Top transport bodies and researchers have called for more work on comparing the benefits of pre-wet salt and brine road treatment solutions for winter service, after an initial study failed to provide conclusive results.

The study was carried out by the National Winter Service Research Group (NWSRG), working with the Transport Research Laboratory (TRL) and national partners including Transport Scotland and the former Highways Agency now Highways England.

Coordinated trials took place on three sites across the UK - A1, A9 and M27 - in the winter 2014/15 to compare the rate of loss of pre-wet and brine on roads in conditions close to freezing.

The sites incorporated road surfacings relevant to trunk road operators and local authorities and measured the rate of salt loss on the roads.

A full report released today by the NWSRG states: ‘It cannot currently be concluded that that there would be a significant difference between the percentage salt losses measured for brine and pre-wetted salt on UKPTS if equivalent amounts of salt were spread for each method.’

Findings did show that in the first two hours after spreading there is a higher rate of salt loss for pre-wet in direct comparison to the brine in UK specification Propriety Thin Surfacing (UKPTS) trials. Thereafter there was a similar loss for each type of treatment over the next few hours.

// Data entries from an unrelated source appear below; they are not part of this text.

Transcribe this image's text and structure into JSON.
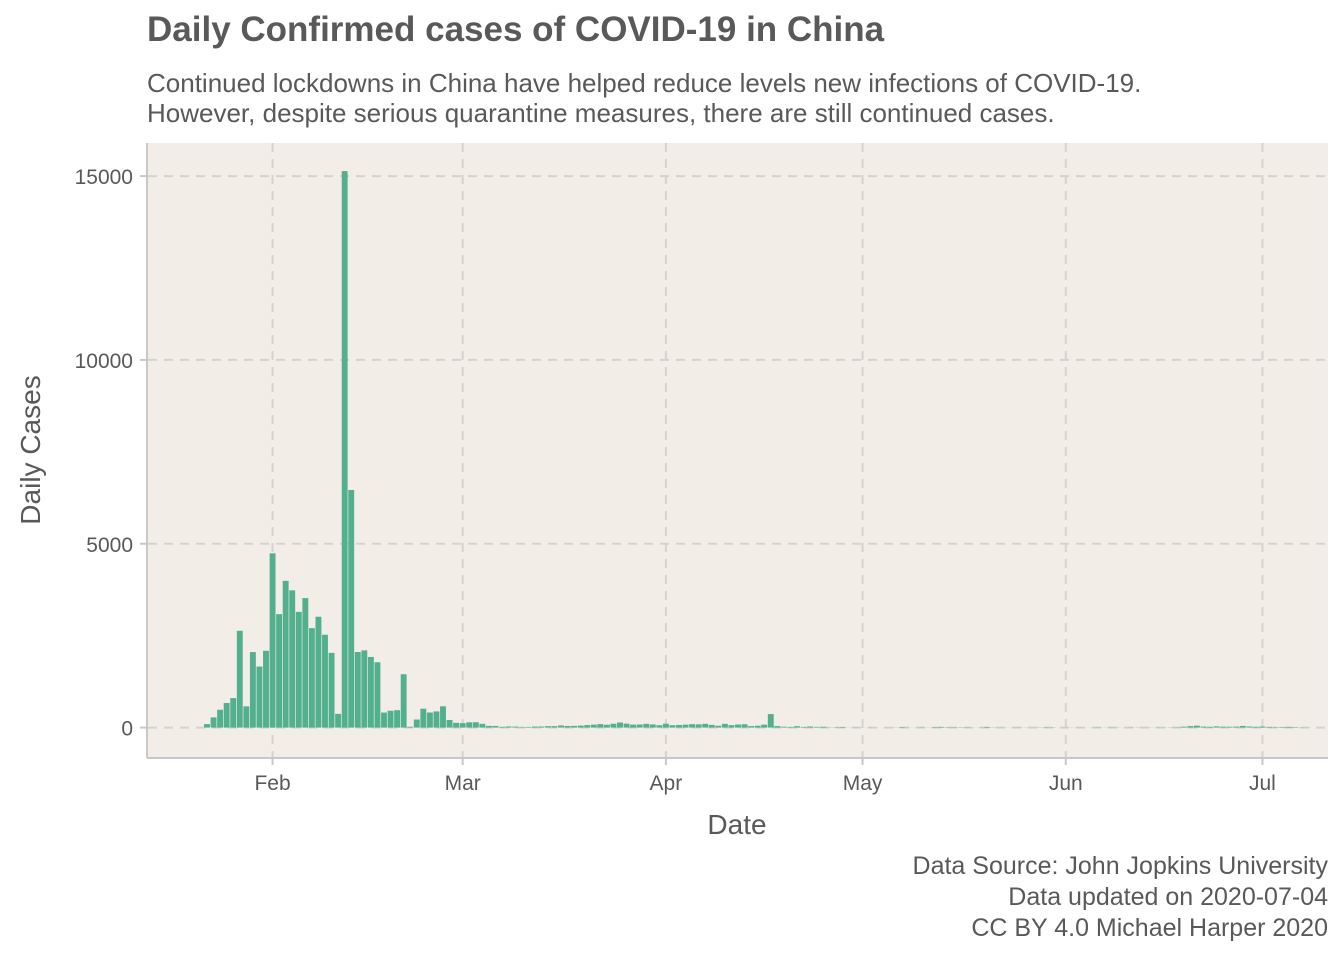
{
  "chart_data": {
    "type": "bar",
    "title": "Daily Confirmed cases of COVID-19 in China",
    "subtitle": [
      "Continued lockdowns in China have helped reduce levels new infections of COVID-19.",
      "However, despite serious quarantine measures, there are still continued cases."
    ],
    "caption": [
      "Data Source: John Jopkins University",
      "Data updated on 2020-07-04",
      "CC BY 4.0 Michael Harper 2020"
    ],
    "xlabel": "Date",
    "ylabel": "Daily Cases",
    "x_range": [
      "2020-01-13",
      "2020-07-11"
    ],
    "ylim": [
      -800,
      15900
    ],
    "y_ticks": [
      0,
      5000,
      10000,
      15000
    ],
    "x_ticks": [
      {
        "date": "2020-02-01",
        "label": "Feb"
      },
      {
        "date": "2020-03-01",
        "label": "Mar"
      },
      {
        "date": "2020-04-01",
        "label": "Apr"
      },
      {
        "date": "2020-05-01",
        "label": "May"
      },
      {
        "date": "2020-06-01",
        "label": "Jun"
      },
      {
        "date": "2020-07-01",
        "label": "Jul"
      }
    ],
    "grid": true,
    "bar_color": "#52B08E",
    "panel_background": "#F3EDE7",
    "series": [
      {
        "start_date": "2020-01-22",
        "values": [
          95,
          277,
          486,
          669,
          802,
          2632,
          578,
          2054,
          1661,
          2089,
          4739,
          3086,
          3991,
          3733,
          3147,
          3523,
          2704,
          3015,
          2525,
          2032,
          373,
          15136,
          6463,
          2055,
          2100,
          1921,
          1777,
          408,
          458,
          473,
          1451,
          21,
          219,
          514,
          410,
          439,
          579,
          206,
          129,
          120,
          143,
          146,
          102,
          46,
          45,
          20,
          31,
          26,
          11,
          18,
          27,
          29,
          39,
          39,
          58,
          44,
          46,
          54,
          67,
          80,
          95,
          77,
          104,
          138,
          107,
          81,
          84,
          102,
          85,
          65,
          105,
          65,
          72,
          80,
          93,
          88,
          102,
          73,
          51,
          101,
          66,
          83,
          91,
          41,
          50,
          79,
          368,
          42,
          24,
          16,
          37,
          18,
          30,
          20,
          22,
          6,
          11,
          14,
          3,
          5,
          2,
          3,
          2,
          1,
          2,
          5,
          14,
          3,
          2,
          7,
          3,
          12,
          19,
          11,
          9,
          9,
          8,
          2,
          6,
          17,
          6,
          3,
          3,
          3,
          5,
          4,
          2,
          6,
          8,
          7,
          1,
          2,
          3,
          2,
          1,
          3,
          6,
          3,
          5,
          4,
          1,
          5,
          5,
          2,
          4,
          4,
          4,
          6,
          7,
          25,
          40,
          52,
          28,
          20,
          34,
          24,
          22,
          26,
          45,
          30,
          20,
          29,
          19,
          12,
          17,
          19,
          14,
          4,
          3
        ]
      }
    ]
  }
}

However it adds this direct comparison ‘is between a higher salt spread rate for the pre-wetted salt than the brine’.

It also found based on these comparisons: ‘Residual salt levels after brine spreading on hot rolled asphalt (HRA) would appear to exhibit greater longevity than salt levels after pre-wet spreading. It seems feasible similar behaviour would be seen on other dense surfaces such as denser types of SMA.’

The report states there is ‘potential for using brine-only treatments in certain circumstances’ but calls for more research to help create guidance on effective treatment methods for different conditions, as well as economic evaluations.